Não entendam-me mal, caros expectadores, não digo isso no intuito de denegrir minha amiga; tampouco estou a afirmar que duvido de sua sinceridade. Apenas estou a dizer que eu sou incapaz de enxergar algo verdadeiramente especial em mim. Quero dizer, sou apenas mais um adolescente ordinário dentre vários adolescentes ordinários.

A palavra ordinário é aqui usada no intuito de descrever alguém comum, alguém que vive imerso em coisas consideradas rotineiras e que não faz nada para mudar sua realidade. Resumidamente, a palavra ordinário está sendo utilizada nesta narrativa para descrever pessoas que são exatamente como eu e vivem imersas na comodidade.

Comodidade.

Esta é a palavra perfeita para descrever minha vida. Minha vida sempre foi bem cômoda; nunca vivi grandes aventuras, nunca ousei sair de minha zona de conforto e há uma grande probabilidade de que eu seja o único adolescente de dezoito anos de todo aquele colégio que nunca deu um beijo sequer em toda a sua vida academia.

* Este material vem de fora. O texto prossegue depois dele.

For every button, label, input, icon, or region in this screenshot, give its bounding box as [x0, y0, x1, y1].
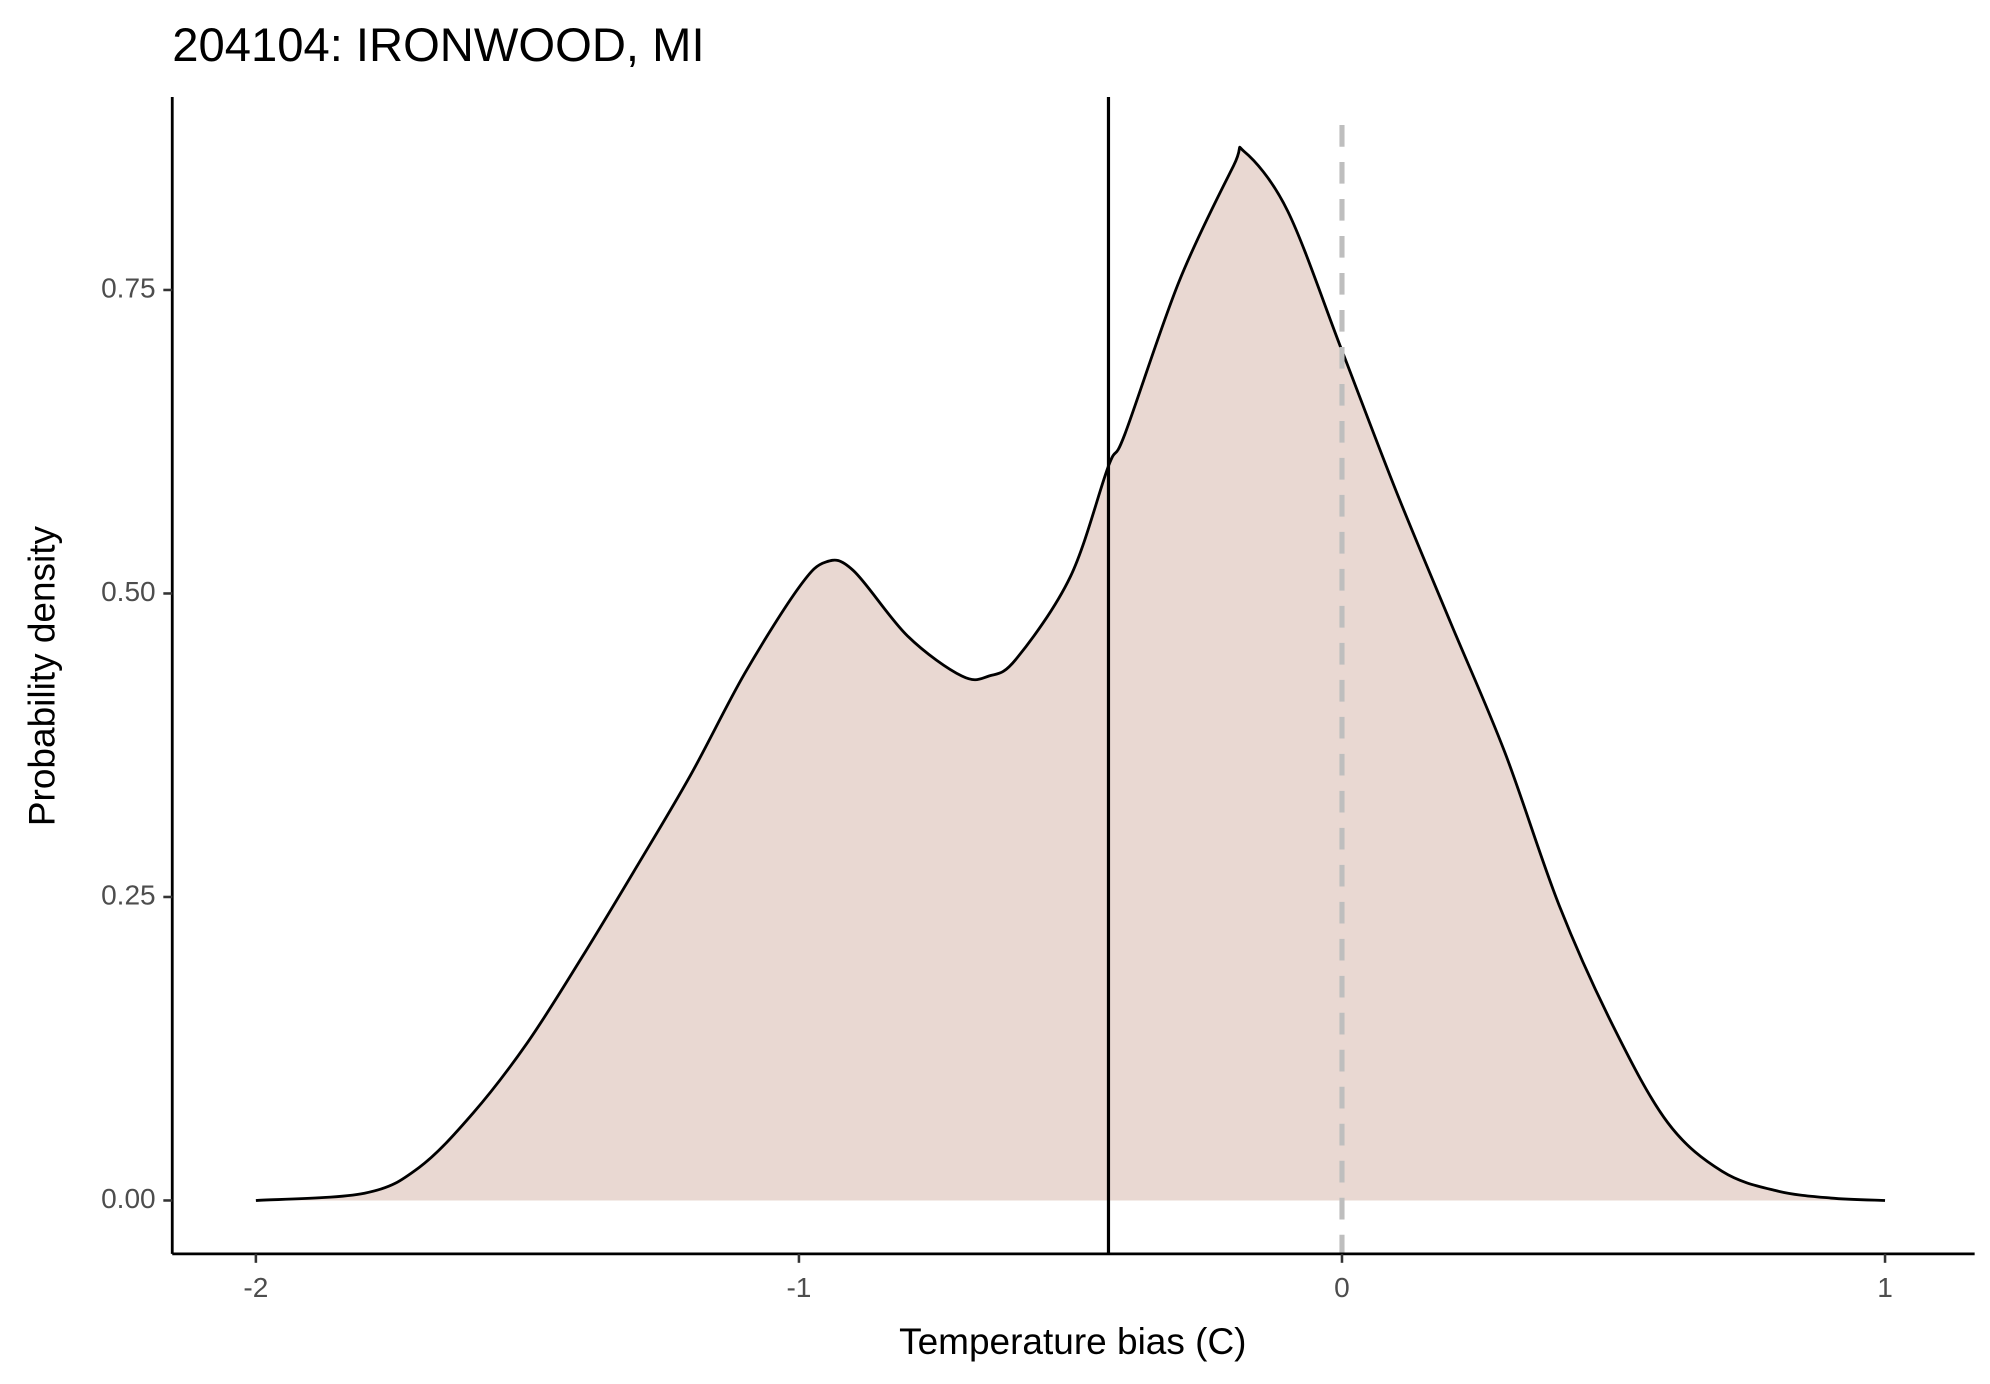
x-tick-label: -2 — [243, 1272, 268, 1303]
x-axis-title: Temperature bias (C) — [899, 1321, 1246, 1362]
y-tick-label: 0.50 — [101, 576, 156, 607]
x-tick-label: -1 — [786, 1272, 811, 1303]
x-tick-label: 1 — [1877, 1272, 1893, 1303]
x-tick-label: 0 — [1334, 1272, 1350, 1303]
y-tick-label: 0.00 — [101, 1183, 156, 1214]
y-axis-title: Probability density — [21, 525, 62, 826]
y-tick-label: 0.25 — [101, 879, 156, 910]
density-area — [255, 147, 1886, 1201]
chart-title: 204104: IRONWOOD, MI — [172, 19, 704, 72]
density-line — [255, 145, 1886, 1202]
y-tick-label: 0.75 — [101, 272, 156, 303]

— Ei... Terra pra Marte, ou, seja lá em que planeta você está. — Kris esgoela na mesma medida em que sua mão direita passa em frente aos meus olhos de maneira frenética

— Oi? — Pergunto confuso

Admito que estou constrangido por não estar a prestar atenção na garota de cabelos de algodão doce, contudo, não é como se ela estivesse a falar algo de suma importância, afinal. Normalmente nossas conversas no carro se resumem a coisas completamente frívolas e supérfluas; tal como o fato de a capitã das líderes de torcida ser uma péssima animadora e apenas ter conseguido chegar onde chegou devido ao fato de ela ser sobrinha do prefeito da cidade.

Normalmente eu amo nossas fofocas matinais, é o jeito que encontramos de destilar nosso veneno contra os populares para que, desta forma, todo nosso veneno não nos engasgue durante o dia; mas hoje eu simplesmente não estou na vibe. Culpemos Emrys — meu alterego, caso não estejam se recordando — e nossa breve discussão matinal por toda minha frustração e exaustão mental.

— Caiam fora do meu carro, perdedores, antes que os caras me vejam chegando junto de vocês. — A voz de Kevin, o deus Apollo do Paraguai ressoa pelo carro, retirando-me de meu transe

Por várias vezes peguei-me a indagar sobre como é possível que alguém tão doce e meiga quanto Krishna possua um laço sanguíneo com alguém tão frio, idiota, arrogante e pau mandado quanto Kevin.

Creio que esse seja apenas mais um dos mistérios que rondam a humanidade.